И действительно мы на следующее утро пошли специально гулять по берегу и находили эти самые гондомы. Они лежали неприглядными, растянутыми бесформенными резинками. И только валик ободка у них выглядел по-прежнему четким и упругим. «Это они! Они! – тыкал с испугом в их сторону пальцем маленький Славик. – Я такие около дома находил. Их в окно выбрасывают». – «Зачем их в окно выбрасывают? Что нельзя в унитаз или мусоропровод?» – спрашивал его Алик Зябликов. «Мне говорили, что в унитазе они всплывают, – пояснял Славик, боявшийся их, потому что из-за них его могло и не быть. – А надо, чтобы жена не заметила…» Так мы поняли, что пионервожатые тоже люди и ничто мирское им не чуждо.

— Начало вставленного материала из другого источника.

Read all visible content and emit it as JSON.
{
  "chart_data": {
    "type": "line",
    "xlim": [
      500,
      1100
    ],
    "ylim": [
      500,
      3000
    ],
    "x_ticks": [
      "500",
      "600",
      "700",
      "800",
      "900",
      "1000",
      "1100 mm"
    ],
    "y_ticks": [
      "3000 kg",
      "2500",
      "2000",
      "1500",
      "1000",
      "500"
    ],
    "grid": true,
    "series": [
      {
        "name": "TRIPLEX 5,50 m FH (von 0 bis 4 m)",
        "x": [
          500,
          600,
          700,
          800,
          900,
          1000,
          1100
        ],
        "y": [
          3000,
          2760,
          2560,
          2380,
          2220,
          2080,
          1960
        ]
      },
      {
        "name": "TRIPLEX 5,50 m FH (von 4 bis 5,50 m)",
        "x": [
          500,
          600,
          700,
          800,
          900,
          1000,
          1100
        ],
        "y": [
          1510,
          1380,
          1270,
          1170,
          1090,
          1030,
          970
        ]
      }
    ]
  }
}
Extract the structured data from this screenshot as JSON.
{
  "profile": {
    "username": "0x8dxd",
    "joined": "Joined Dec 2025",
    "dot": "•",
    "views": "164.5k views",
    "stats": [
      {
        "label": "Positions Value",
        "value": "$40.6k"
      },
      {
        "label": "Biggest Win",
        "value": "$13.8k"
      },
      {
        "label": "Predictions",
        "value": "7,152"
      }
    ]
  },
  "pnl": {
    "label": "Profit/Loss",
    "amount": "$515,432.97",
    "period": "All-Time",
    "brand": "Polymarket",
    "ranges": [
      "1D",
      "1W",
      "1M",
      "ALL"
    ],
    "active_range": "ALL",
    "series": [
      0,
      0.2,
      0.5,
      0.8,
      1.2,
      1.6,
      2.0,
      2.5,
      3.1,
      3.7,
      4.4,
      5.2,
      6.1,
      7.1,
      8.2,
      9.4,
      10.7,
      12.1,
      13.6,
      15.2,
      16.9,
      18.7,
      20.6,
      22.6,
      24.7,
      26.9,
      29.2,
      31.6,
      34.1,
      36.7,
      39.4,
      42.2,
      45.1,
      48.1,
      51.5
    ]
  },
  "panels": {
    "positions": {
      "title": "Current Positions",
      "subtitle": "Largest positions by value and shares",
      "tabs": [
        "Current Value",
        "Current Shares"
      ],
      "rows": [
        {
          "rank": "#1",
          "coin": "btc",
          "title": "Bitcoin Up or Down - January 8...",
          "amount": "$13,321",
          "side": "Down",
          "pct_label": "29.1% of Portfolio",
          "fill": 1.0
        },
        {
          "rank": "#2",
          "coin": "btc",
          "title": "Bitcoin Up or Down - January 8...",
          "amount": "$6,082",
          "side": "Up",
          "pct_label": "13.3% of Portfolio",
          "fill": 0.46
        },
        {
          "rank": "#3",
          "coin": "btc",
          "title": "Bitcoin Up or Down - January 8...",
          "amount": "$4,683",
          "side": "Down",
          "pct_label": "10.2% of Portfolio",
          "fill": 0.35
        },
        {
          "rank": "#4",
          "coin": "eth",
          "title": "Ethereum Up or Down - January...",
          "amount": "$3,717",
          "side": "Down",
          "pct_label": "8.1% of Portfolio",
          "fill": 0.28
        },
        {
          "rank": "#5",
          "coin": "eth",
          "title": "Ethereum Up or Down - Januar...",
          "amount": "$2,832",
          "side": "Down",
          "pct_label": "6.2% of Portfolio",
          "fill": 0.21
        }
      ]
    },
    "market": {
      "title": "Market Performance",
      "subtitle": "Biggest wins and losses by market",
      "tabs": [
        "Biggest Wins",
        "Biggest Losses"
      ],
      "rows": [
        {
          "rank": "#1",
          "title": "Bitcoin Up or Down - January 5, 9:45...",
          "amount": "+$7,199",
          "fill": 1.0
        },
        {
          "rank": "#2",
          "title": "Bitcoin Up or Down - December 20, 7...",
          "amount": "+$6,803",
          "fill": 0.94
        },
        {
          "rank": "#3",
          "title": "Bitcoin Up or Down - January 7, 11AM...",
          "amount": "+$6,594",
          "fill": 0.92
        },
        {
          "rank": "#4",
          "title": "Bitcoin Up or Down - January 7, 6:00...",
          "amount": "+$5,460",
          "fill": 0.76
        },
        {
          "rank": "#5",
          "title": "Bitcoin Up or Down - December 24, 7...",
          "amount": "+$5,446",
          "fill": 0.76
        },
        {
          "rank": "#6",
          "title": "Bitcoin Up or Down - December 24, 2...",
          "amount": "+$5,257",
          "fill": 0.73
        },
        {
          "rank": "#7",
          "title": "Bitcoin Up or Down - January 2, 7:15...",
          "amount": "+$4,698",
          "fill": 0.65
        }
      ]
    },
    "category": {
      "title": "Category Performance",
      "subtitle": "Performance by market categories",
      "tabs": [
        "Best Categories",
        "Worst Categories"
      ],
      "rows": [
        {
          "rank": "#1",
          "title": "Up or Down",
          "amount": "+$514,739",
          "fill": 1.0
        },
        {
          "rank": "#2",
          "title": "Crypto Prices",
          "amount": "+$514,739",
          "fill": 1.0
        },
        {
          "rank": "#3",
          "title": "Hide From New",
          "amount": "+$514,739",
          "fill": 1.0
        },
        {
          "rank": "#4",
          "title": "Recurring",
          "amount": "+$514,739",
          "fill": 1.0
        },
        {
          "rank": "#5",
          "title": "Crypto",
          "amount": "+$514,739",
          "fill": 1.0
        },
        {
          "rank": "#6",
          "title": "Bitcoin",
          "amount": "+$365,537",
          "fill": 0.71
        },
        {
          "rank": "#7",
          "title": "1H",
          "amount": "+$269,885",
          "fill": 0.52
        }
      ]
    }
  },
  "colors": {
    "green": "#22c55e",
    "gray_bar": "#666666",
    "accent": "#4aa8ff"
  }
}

Теперь и для меня наступило другое время. Мои половые органы рассказали мне, что я стал мужчиной. И беспокоило меня то, что они совсем не предназначены для моих рук. Скорее, они предназначены для женских и даже не для рук. Хотя руки это самое чуткое, что есть у человека. И они, руки, еще предназначены, чтобы извлекать божественные звуки из музыкальных инструментов, создавать, строить, творить и делать многое другое, важное и интересное в жизни.